N’ayant lors qu’environ quatre ou cinq ans[1], et me tenant sur ses genoux pour me faire causer, il me dit que je choisisse celuy que je voulois pour mon serviteur, de monsieur le prince de Joinville, qui a depuis esté ce grand et infortuné duc de Guise, ou du marquis de Beaupreau[2], fils du prince de La Roche-sur-Yon (en l’esprit duquel la nature, pour avoir fait trop d’effort de son excellence, excita l’envie de la fortune jusques à luy estre mortelle ennemye, le privant par la mort, en son an quatorziesme, des honneurs et couronnes qui estoient justement promises à la vertu et magnanimité qui reluisoient à son aspect), tous deux aagez de six à sept ans, se jouants auprès du Roy mon père, moy les regardant. Je luy dis que je voulois le marquis. Il me dit : « Pourquoi ? Il n’est pas si beau » (car le prince de Joinville estoit blond et blanc, et le marquis de Beaupreau avoit le teint et les cheveux bruns). Je lui dis : « Pource qu’il estoit plus sage, et que l’autre ne peut durer en patience qu’il ne fasse tousjours mal à quelqu’un, et veut tousjours estre le maistre. » Augure certain de ce que nous avons veu depuis.

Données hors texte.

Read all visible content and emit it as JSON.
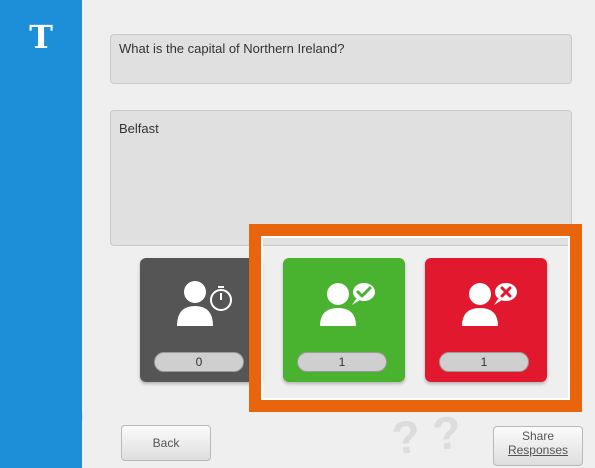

  1. Marguerite avait alors sept ans accomplis et non pas cinq ans, comme elle le dit ; l'auteur des Anecdotes des Reines et Régentes de France a cru devoir expliquer cette inexactitude : « Il est naturel, dit-il , à une belle femme qui parle d’elle , même à un certain âge , de se donner quelques années de moins : cela échappe à l’amour-propre sans qu’il s’en aperçoive. » (Dreux du Radier, Anecdotes des Reines et Régentes de France, t. V, p. 216, à la note.)
  2. Henri de Bourbon, mort en 1560, était fils de Charles de Bourbon, prince de La Roche-sur-Yon. Sa mère, qui était amie de Marguerite, l’accompagna, comme on le verra ci-après, dans son voyage aux eaux de Spa.